Jared Kushner’s volunteer force in charge of helping obtain critical personal protective equipment for healthcare workers had little experience working with government contracts or medical supplies, according to a whistleblower memo.
The New York Times reports the volunteers leading the Trump administration’s supply chain task force were charged with reviewing leads from people claiming they could provide protective gear. They were told to send only the best leads to FEMA officials for additional review.
But the volunteers had no experience vetting the submissions. They were also told to prioritize tips from allies and friends of the president, which led to legitimate sources of supplies being ignored.
The newspaper said volunteers were told to take tips from a spreadsheet called “V.I.P. Update,” and prioritize them. One of the names on the list was Trump youth activist Charlie Kirk, another was a former “Apprentice” contestant, according to The New York Times.
Few of the leads, VIP or otherwise, resulted in securing any supplies, according to the whistleblower memo written by one of the volunteers and sent to the House Oversight Committee.
The Washington Post first broke news of the memo on Tuesday.
“Americans are facing a crisis of tragic proportions and there is an urgent need for an effective, efficient and bold response,” reads the complaint, which was sent to the committee on April 8. “From my few weeks as a volunteer, I believe we are falling short.
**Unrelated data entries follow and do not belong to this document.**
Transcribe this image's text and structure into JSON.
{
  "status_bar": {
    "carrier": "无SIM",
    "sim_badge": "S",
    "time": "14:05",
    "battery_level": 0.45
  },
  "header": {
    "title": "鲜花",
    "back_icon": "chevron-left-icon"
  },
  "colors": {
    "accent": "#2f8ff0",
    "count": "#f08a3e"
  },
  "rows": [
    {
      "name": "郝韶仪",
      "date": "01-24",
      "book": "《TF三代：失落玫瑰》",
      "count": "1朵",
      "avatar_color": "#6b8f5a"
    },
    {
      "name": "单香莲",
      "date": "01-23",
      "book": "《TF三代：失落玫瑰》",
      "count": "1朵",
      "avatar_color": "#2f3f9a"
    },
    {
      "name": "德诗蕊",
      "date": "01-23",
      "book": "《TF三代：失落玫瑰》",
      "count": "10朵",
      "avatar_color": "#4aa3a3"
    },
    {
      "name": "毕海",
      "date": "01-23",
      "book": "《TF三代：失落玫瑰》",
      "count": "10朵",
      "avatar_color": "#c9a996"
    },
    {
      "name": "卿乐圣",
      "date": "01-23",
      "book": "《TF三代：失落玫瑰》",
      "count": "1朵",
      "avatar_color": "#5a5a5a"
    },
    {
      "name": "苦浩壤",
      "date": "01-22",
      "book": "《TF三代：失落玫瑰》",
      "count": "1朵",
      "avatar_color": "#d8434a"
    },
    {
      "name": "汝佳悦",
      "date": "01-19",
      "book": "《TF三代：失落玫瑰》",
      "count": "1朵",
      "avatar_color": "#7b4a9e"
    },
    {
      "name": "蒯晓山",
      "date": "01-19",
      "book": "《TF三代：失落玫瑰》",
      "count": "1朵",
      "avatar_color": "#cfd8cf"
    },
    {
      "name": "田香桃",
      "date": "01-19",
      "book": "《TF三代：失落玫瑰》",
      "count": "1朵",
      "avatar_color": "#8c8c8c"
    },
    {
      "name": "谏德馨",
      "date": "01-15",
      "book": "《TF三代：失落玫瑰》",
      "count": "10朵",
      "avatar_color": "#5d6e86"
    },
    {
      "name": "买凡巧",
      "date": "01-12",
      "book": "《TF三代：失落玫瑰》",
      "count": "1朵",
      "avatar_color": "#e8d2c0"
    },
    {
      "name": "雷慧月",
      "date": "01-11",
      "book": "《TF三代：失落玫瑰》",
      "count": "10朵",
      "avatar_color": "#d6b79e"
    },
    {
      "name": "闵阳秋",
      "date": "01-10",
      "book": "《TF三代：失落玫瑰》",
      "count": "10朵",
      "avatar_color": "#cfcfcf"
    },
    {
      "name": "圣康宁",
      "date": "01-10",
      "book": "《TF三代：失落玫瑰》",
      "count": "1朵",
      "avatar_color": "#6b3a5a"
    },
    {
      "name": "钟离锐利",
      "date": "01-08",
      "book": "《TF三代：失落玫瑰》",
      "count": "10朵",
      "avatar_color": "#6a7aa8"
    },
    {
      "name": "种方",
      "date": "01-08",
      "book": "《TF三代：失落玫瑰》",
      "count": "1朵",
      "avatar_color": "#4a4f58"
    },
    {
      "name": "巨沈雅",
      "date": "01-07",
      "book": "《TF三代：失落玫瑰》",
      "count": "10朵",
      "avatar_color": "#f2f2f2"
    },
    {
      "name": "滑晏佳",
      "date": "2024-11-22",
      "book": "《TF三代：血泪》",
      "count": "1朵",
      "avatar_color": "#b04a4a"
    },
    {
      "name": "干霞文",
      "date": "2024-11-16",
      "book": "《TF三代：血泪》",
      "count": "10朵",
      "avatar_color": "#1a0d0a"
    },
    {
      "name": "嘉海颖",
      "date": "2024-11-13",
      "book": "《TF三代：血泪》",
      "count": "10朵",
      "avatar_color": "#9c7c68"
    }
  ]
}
I am writing to alert my representatives of these challenges and to ask that they do everything possible to help front-line health-care workers and other Americans in need.”
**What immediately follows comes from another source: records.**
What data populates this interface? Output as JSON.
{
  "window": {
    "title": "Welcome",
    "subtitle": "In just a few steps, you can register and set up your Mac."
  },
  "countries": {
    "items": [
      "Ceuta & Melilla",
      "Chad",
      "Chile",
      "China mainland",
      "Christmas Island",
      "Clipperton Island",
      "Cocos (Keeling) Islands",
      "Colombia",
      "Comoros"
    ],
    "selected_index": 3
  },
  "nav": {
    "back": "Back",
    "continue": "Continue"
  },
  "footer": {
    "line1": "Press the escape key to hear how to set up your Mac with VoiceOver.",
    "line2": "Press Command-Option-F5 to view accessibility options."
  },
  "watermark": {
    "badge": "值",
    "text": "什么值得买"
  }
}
“The nature and scale of the response seemed grossly inadequate,” the volunteer told The New York Times. “It was bureaucratic cycles of chaos.”
The whistleblower said the volunteers were often confused and overwhelmed by their job. Even though they worked around the clock, the memo states the volunteers had little to show for their work.
Instead of allowing officials familiar with emergency planning, the volunteers were brought in by Kushner. They were supposed to bring their private sector experience and business acumen to determine which leads were good and which were bad.
“There’s an old saying in emergency management — disaster is the wrong time to exchange business cards,” Tim Manning, a former deputy administrator at the Federal Emergency Management Agency, told the newspaper. “And it’s absolutely the wrong time to make up new procedures.”
Dr. Jeffrey Hendricks said he had access to 1 million masks, so he reached out to FEMA to help. His information was sent to the volunteer squad.
“When I offered them viable leads at viable prices from an approved vendor, they kept passing me down the line and made terrible deals instead,” Dr. Hendricks said.
The federal government’s supplies were running low, and Dr. Hendricks said he never heard back on his offer. He has since sold supplies to hospitals in Michigan and other places.